Candidate records preserve the raw ranked candidate stream:

successful candidates keep a canonical Route
failed candidates keep route=None plus a typed failure record
raw rank remains intact

Route-only artifacts remain the default for standalone adaptation and flat provider output because they are simple and useful. Project ingest writes candidate records by default for target-keyed raw output because benchmark scoring needs denominator integrity.

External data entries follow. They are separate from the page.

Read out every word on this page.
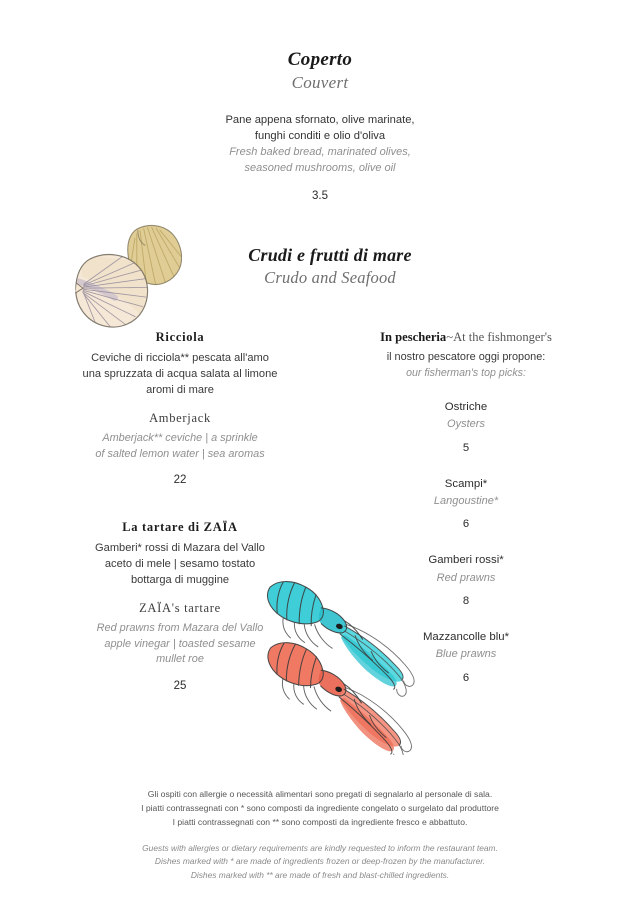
Coperto
Couvert
Pane appena sfornato, olive marinate,
funghi conditi e olio d'oliva
Fresh baked bread, marinated olives,
seasoned mushrooms, olive oil
3.5
Crudi e frutti di mare
Crudo and Seafood
Ricciola
Ceviche di ricciola** pescata all'amo
una spruzzata di acqua salata al limone
aromi di mare
Amberjack
Amberjack** ceviche | a sprinkle
of salted lemon water | sea aromas
22
La tartare di ZAÏA
Gamberi* rossi di Mazara del Vallo
aceto di mele | sesamo tostato
bottarga di muggine
ZAÏA's tartare
Red prawns from Mazara del Vallo
apple vinegar | toasted sesame
mullet roe
25
In pescheria~At the fishmonger's
il nostro pescatore oggi propone:
our fisherman's top picks:
Ostriche
Oysters
5
Scampi*
Langoustine*
6
Gamberi rossi*
Red prawns
8
Mazzancolle blu*
Blue prawns
6

Gli ospiti con allergie o necessità alimentari sono pregati di segnalarlo al personale di sala.

I piatti contrassegnati con * sono composti da ingrediente congelato o surgelato dal produttore

I piatti contrassegnati con ** sono composti da ingrediente fresco e abbattuto.

Guests with allergies or dietary requirements are kindly requested to inform the restaurant team.

Dishes marked with * are made of ingredients frozen or deep-frozen by the manufacturer.

Dishes marked with ** are made of fresh and blast-chilled ingredients.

Why Failed Candidates Are Not Empty Routes¶

Failed rank slots are not represented as empty routes. An empty Route would pretend RetroCast has chemistry where it only has a failed model emission. That would pollute route traversal, hashing, and deduplication semantics.

Why Validity Is Not Stored On ReactionStep¶

Route, Molecule, and ReactionStep describe canonical chemistry. Validity is an evaluator result.

Embedding validity on ReactionStep would make the chemistry object depend on the selected scope, validator set, mapper version, optional dependencies, and scoring run. It would also pollute content hashes and deduplication.

Validity belongs in the evaluation sidecar. The sidecar can carry stable reaction identifiers for debugging without changing canonical chemistry.

Why Pydantic At Boundaries¶

Solv-N records cross artifact, CLI, and library boundaries. They need stable JSON shapes, readable validation errors, defaults, and compatibility behavior. Pydantic is the right boundary tool.

Dataclasses remain appropriate for small internal validator values when they make computation clearer. Persisted records should be Pydantic.

Why Validator Check Results Are Not Exceptions¶

Validator outcomes are measured results, not necessarily exceptions. A failed validator check should use a check record with a stable code and status.